À vrai dire, j'évite les bustiers. Je n'ai pas de quoi les tenir. Malgré les remontrances de ma voisine, je finis par la convaincre que ce n'est pas la bonne.

Les tenues défilent. Je me prête au jeu alors que je sais très bien que je n'ai pas de quoi payer. Peu importe le vêtement de cette boutique. Mon père a raison sur une chose: je ne peux pas m'amuser à dépenser de l'argent sur des choses qui ne sont pas essentielles. Et manifestement, un déguisement mexicain n'est pas l'une de ces choses.

J'ajuste la fermeture de la robe avant de lever les yeux vers mon reflet.

Eh bah putain. Celle-là envoie vachement.

Le haut de la robe ressemble presque à un corset. Les tissus rouge et noir s'entremêlent joliment dessus et deux rubans noirs se nouent au décolleté -du moins sur le peu que je possède-. Les manches fines tombent bas, laissant ainsi mes épaules dénudées. Pour ce qui est de la jupe, elle est entièrement noire, légèrement bouffante et m'arrive un peu au-dessus des genoux.

J'imagine bien ça avec un maquillage squelette et un chignon bas. Pour une fois, je tourne sur moi-même, émerveillée. Je n'ose pas regarder l'étiquette qui pend dans mon dos, essayant de préserver l'illusion le plus longtemps possible.

Lorsque je sors pour montrer le résultat à Madame Herrero, elle ne réagit pas tout de suite.

— Je pense que j'aime bien celle-là.., soufflé-je timidement. Par ailleurs, même si j'ai été ravie de faire les boutiques avec vous et que je me suis beaucoup amusée, je suis obligée de vous dire que je ne peux pas me permettre de l'acheter. Mon père a...

— N'en dis pas plus Corazón ! elle m'interrompt subitement. On prend celle-là et tu n'as aucune excuse, je suis d'humeur à faire chauffer la carte bleue ! File t'habiller, je crois que mon mari en a fini avec Angel.

Je tente de répliquer mais elle est très têtue du haut de ses un mètre soixante. Je me retrouve donc à lui obéir une fois de plus. Combien de personnes vais-je encore laisser me payer quelque chose ? Mon père a raison. Je ne sais pas me gérer.

Cette certitude me serre encore le ventre au moment où Madame Herrero règle à la caisse. Je la regarde se disputer avec mon colocataire quant au paiement de sa propre tenue. Pourtant, comme avec moi, elle finit par gagner.

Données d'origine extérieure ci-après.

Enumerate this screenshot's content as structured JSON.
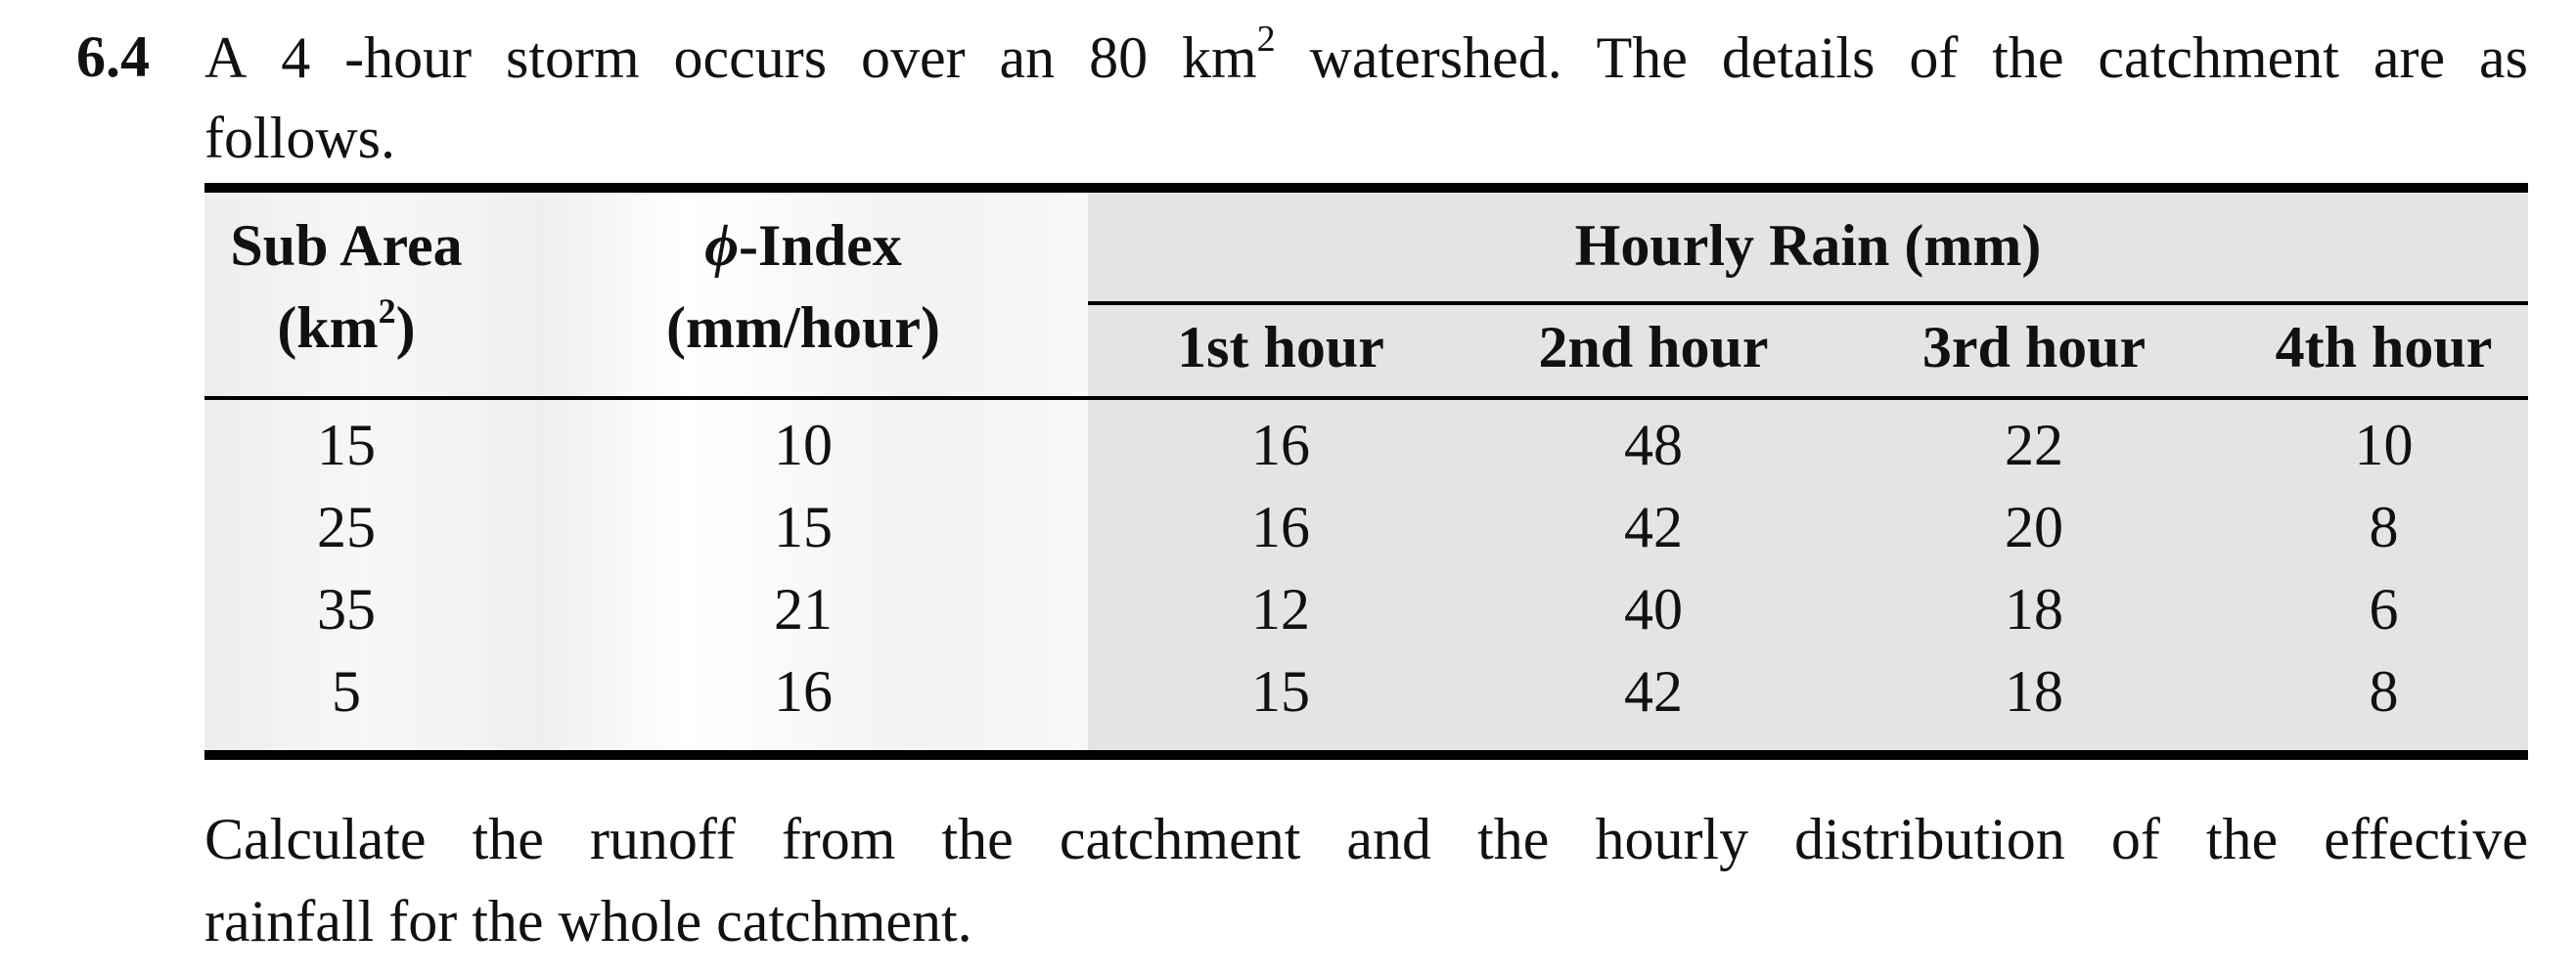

En dépit de mes efforts, je ne parviens pas à comprendre ce qu'Ernesto a choisi pour Angel. Tout ça n'est qu'un fouillis de rubans, de tissus et d'étoffes.

Notre voisine nous fourre nos deux sacs dans les mains puis sourit joyeusement.

— Je m'occuperai de toi ce soir ! clame Rosalía en pointant Angel. Et j'enverrai Lucile pour aider Sativa ! elle frappe plusieurs fois dans ses mains. Je suis vraiment ravie d'avoir à nouveau des petits jeunes à chouchouter. Depuis que notre fille est partie en Asie, nous n'avons plus personne à choyer.

Son mari acquiesce gravement. Ceci explique cela. Ce sont des parents malheureux.

Si seulement les miens pouvaient penser de la même manière. Je suis certaine que si je venais à déménager à l'autre bout du monde, ils remercieraient tous les jours le ciel de mon absence. Quoique, ma mère ferait mine que je lui manque avec des appels vidéos incessants et des messages déchirants. Sa comédie durerait au moins le premier mois.

Toutes ces pensées m'ont presque distraite de l'essentiel. Sincèrement, je la trouve très investie dans cette histoire. Je n'ose pas croire que sa vie est si triste qu'elle s'extasie à propos de déguiser deux jeunes adultes difficiles.

Angel n'a pas lâché un mot depuis que nous sommes sortis du magasin. Si bien que j'en avais presque oublié son existence.

J'aurais aimé qu'il soit aussi mort que silencieux.